Ромола прожила с Нижинским пять лет до заключения его в больницу. И ей ли было не знать, что с ним, с блаженным, можно все, чего нельзя с другими. И эта свобода, безнаказанность по отношению к человеку была перенесена на последний труд его жизни. Сокращения в тексте, необходимые или напрасные, были сделаны скорой и бестрепетной рукой. В результате спутались не только все причинно-следственные связи, но и сама нить повествования, ход событий, тот самый трагический сценарий, который в какой-то момент обрывают слепые, глухие. Абсолютно чужие — родственники. Когда читаешь последнюю страницу, сбивчивую, теряющую нить, то так и слышишь, как они нетерпеливо кричат, торопя: «На один поезд уже опоздали (что дало Нижинскому возможность написать несколько заключительных страниц), и может уйти другой». Нижинского увозят. Вот чем на самом деле заканчиваются его записки:
«Я пойду на вокзал пешком, а не на извозчике. Если все поедут, то я тоже поеду. Бог хочет показать людям, что я такой же человек, как и они…
Я поеду сейчас…
Я жду…
Я не хочу…
Я пойду к матери моей жены и буду с ней разговаривать, ибо я не хочу, чтобы она думала, что я люблю Оскара[4] больше. Я проверяю ее чувства. Она еще не умерла, ибо она завистлива…»

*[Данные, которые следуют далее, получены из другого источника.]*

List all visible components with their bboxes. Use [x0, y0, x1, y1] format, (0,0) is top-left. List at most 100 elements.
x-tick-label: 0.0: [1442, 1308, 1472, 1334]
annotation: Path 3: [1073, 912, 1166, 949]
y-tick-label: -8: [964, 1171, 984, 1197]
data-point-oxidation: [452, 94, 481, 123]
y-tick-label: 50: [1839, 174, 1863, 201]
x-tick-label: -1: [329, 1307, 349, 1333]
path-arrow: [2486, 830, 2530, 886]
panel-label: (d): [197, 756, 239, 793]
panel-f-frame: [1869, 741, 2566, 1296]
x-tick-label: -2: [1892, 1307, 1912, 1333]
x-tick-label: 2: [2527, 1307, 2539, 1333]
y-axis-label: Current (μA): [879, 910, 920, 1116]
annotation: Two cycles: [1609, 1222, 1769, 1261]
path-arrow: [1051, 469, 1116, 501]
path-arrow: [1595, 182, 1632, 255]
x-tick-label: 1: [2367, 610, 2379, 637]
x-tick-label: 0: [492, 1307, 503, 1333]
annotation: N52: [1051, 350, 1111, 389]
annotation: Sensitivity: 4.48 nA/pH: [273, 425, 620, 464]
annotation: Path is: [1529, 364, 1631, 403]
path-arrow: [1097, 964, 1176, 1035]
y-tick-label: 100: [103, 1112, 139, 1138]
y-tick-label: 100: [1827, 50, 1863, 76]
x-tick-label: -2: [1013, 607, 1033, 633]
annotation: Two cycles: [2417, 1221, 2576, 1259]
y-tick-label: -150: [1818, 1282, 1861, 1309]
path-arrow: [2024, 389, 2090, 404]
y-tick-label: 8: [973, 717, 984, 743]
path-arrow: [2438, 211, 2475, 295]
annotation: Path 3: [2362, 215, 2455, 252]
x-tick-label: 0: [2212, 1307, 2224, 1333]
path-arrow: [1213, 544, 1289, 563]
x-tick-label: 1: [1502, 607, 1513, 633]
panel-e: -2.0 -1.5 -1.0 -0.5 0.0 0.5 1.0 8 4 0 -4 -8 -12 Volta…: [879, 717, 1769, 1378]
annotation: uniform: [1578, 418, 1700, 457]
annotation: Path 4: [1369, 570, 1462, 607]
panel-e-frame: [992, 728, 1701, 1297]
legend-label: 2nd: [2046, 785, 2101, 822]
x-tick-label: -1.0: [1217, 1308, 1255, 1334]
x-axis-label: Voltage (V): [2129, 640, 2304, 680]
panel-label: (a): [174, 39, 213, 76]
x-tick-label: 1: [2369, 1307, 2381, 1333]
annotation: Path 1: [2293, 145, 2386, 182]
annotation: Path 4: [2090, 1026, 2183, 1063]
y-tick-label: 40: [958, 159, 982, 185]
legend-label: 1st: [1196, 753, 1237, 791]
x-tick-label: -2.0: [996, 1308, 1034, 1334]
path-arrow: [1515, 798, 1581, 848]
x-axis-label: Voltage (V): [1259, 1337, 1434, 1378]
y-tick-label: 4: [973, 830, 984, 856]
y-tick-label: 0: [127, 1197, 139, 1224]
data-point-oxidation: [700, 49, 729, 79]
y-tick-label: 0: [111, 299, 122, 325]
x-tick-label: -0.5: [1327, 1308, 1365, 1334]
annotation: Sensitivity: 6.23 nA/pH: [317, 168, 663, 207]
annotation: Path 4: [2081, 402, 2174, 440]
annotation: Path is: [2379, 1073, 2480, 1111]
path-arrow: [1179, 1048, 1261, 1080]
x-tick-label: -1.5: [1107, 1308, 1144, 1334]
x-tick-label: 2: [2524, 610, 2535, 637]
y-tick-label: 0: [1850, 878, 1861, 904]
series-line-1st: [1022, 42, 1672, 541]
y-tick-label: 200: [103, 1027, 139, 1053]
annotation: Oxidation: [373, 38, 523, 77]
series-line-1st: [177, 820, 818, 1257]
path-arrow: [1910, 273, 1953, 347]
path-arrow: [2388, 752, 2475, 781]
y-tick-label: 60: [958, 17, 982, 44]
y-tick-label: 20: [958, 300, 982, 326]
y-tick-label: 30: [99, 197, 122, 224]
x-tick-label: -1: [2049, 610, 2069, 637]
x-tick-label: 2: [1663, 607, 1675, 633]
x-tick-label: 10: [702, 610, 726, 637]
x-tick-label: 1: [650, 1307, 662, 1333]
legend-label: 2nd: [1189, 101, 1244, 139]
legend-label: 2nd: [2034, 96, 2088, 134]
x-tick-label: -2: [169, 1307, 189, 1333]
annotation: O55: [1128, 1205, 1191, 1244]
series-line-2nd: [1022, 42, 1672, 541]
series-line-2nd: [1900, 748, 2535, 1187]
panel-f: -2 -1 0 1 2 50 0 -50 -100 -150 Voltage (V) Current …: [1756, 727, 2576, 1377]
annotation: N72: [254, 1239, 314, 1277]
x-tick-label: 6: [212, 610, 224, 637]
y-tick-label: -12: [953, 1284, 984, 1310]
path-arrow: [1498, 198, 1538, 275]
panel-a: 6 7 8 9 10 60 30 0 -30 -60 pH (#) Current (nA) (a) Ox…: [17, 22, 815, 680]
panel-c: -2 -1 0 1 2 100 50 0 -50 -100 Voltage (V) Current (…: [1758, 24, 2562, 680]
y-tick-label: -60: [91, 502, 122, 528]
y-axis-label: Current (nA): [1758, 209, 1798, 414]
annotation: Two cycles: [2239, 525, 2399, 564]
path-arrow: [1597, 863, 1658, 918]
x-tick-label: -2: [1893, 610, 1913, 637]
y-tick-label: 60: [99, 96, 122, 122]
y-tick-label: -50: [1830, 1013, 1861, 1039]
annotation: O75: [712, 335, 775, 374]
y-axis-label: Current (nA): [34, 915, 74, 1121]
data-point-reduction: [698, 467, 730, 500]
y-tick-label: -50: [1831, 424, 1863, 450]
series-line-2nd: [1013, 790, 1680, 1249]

Так заканчивается вторая и последняя часть записок Нижинского, «Смерть». Нижинский не успевает даже подписаться, как под первой частью, «Жизнь»: «Бог Нижинский», а вовсе не «Бог и Нижинский», как в изданном Галлимаром «Дневнике». Не успевает поставить дату. Это было 4 марта, день отъезда Нижинского из Сен-Морица в Цюрих в сопровождении жены и ее матери с мужем, которые никуда, раз приехав, не исчезали и, собственно, за этим и приезжали. В Цюрихе его осмотрят врачи, и по их рекомендации он будет помещен в санаторий Бельвю — лечебницу для душевнобольных. В недавно вышедшей книге американского психиатра Оствальда подробно описана тридцатилетняя одиссея Нижинского- душевнобольного. Как отмечает доктор Оствальд, состояние Нижинского в больнице резко ухудшилось, и о каком бы то ни было творчестве — а он не только писал свою «книгу», но и много рисовал в предшествовавшие заключению в больницу месяцы, клеил макеты декораций — уже не было речи. Тетради Нижинского, после того как с ними ознакомились лечащие врачи и другие психиатры, остались у Ромолы Нижинской. Когда в тридцатые годы она решит их издать, то скажет; что случайно нашла в одном из старых чемоданов. Издать их полностью, без купюр, очевидно, было тогда невозможно. С безымянным доктором, а на самом деле доктором Френкелем, первым врачом Нижинского, что-то у нее произошло, чуть ли не роман, а затем разрыв. Незнакомка А. на самом деле была родная сестра Ромолы, Тэсса. В те не столь далекие времена к этике и приличиям относились более внимательно. Вдобавок то, что представляло интерес для специалиста-психиатра, было бы скучно и непонятно широкому кругу читателей. Но то, что отобранные отрывки перетасовали как попало, безусловно, жаль. Многие в течение пятидесяти лет ломали голову над «Дневником», теряясь в догадках.